The ALJ relied on some of Dr. Seehrai's opinions in assessing plaintiff's RFC, and found plaintiff can only perform simple repetitive tasks and work requiring no significant public contact.
A.R. 14, 17. However, the ALJ ignored, and implicitly rejected without any explanation,*fn3 Dr. Seehrai's opinions that plaintiff has a moderate impairment in his ability to finish his workday or workweek because of his mood swings, psychosis, short-term memory deficit, physical problems and sedative medication. Ibid. This was legal error. Lingenfelter, 504 F.3d at 1038 n.10; Smolen, 80 F.3d at 1286. Moreover, since the ALJ relied on only some of Dr. Seehrai's opinions in assessing plaintiff's RFC, see A.R. 17-18, "substantial evidence does not support the [ALJ's RFC] assessment." Lingenfelter, 504 F.3d at 1040; Widmark, 454 F.3d at 1070. "Nor does substantial evidence support the ALJ's step-five determination, since it was based on this erroneous RFC assessment."*fn4 Lingenfelter, 504 F.3d at 1041.

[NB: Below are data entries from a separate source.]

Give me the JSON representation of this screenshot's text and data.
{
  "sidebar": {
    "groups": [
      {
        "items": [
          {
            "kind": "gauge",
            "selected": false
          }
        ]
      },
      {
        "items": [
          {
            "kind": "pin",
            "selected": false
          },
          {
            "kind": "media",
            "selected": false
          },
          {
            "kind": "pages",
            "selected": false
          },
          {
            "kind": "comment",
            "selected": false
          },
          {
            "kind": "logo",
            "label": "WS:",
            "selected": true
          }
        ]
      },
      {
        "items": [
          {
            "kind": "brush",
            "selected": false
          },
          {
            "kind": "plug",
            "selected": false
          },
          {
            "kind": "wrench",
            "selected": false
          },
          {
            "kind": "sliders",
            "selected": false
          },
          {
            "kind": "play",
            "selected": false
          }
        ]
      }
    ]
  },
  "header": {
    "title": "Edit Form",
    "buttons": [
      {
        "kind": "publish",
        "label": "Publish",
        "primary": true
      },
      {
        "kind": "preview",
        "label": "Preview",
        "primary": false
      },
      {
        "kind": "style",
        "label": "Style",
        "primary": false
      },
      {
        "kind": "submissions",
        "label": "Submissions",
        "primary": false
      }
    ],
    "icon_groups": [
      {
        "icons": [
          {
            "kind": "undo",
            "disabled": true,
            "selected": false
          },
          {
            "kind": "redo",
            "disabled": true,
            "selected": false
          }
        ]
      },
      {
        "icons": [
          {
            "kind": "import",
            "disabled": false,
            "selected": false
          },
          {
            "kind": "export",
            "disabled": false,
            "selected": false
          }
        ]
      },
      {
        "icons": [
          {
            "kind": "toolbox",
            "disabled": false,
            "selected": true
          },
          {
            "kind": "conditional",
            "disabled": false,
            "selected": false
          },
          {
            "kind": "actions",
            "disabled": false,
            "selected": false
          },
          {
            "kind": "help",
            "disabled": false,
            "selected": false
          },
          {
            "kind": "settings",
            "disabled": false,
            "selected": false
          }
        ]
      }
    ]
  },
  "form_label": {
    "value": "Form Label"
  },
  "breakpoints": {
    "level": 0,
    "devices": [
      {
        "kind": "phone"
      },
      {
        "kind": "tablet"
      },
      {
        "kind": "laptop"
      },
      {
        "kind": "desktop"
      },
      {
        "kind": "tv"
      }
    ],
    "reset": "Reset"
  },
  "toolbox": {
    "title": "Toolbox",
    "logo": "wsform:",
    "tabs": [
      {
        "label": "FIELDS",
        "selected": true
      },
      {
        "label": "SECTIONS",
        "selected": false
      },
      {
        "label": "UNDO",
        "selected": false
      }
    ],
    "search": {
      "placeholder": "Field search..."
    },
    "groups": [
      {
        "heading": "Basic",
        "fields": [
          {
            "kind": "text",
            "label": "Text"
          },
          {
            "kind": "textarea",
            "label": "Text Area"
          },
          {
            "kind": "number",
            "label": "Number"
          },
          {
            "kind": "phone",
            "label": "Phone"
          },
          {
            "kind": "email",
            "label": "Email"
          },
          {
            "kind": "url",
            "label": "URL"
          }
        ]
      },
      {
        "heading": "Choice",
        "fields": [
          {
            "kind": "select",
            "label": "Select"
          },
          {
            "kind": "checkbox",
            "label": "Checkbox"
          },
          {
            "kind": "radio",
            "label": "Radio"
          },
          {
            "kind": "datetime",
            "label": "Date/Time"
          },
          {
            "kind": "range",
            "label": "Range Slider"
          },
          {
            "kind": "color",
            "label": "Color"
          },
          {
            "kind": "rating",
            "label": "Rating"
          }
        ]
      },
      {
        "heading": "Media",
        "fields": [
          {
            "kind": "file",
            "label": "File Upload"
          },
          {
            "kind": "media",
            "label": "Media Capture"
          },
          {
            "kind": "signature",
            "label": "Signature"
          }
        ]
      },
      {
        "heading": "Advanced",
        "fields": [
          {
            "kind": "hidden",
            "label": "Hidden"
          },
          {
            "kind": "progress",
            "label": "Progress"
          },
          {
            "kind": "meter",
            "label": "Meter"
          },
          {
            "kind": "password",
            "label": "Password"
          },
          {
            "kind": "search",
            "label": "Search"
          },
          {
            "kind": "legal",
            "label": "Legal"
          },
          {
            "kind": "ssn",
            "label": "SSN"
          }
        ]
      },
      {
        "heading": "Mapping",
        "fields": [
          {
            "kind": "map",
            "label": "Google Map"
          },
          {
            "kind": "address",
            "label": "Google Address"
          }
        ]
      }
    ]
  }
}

When the Commissioner's decision is not supported by substantial evidence, the Court has authority to affirm, modify, or reverse the Commissioner's decision "with or without remanding the cause for rehearing." 42 U.S.C. § 405(g); McCartey v. Massanari, 298 F.3d 1072, 1076 (9th Cir. 2002). "Remand for further administrative proceedings is appropriate if enhancement of the record would be useful." Benecke v. Barnhart, 379 F.3d 587, 593 (9th Cir. 2004). Here, remand is appropriate so the ALJ can properly consider Dr. Seehrai's opinions in determining plaintiff's RFC and whether plaintiff is disabled. Widmark, 454 F.3d at 1070; Bunnell v. Barnhart, 336 F.3d 1112, 1116 (9th Cir. 2003).
IT IS ORDERED that: (1) plaintiff's request for relief is granted and defendant's request for relief is denied; and (2) the Commissioner's decision is reversed, and the action is remanded to the Social Security Administration for further proceedings consistent with this Opinion and Order, pursuant to sentence four of 42 U.S.C. § 405(g), and Judgment shall be entered accordingly.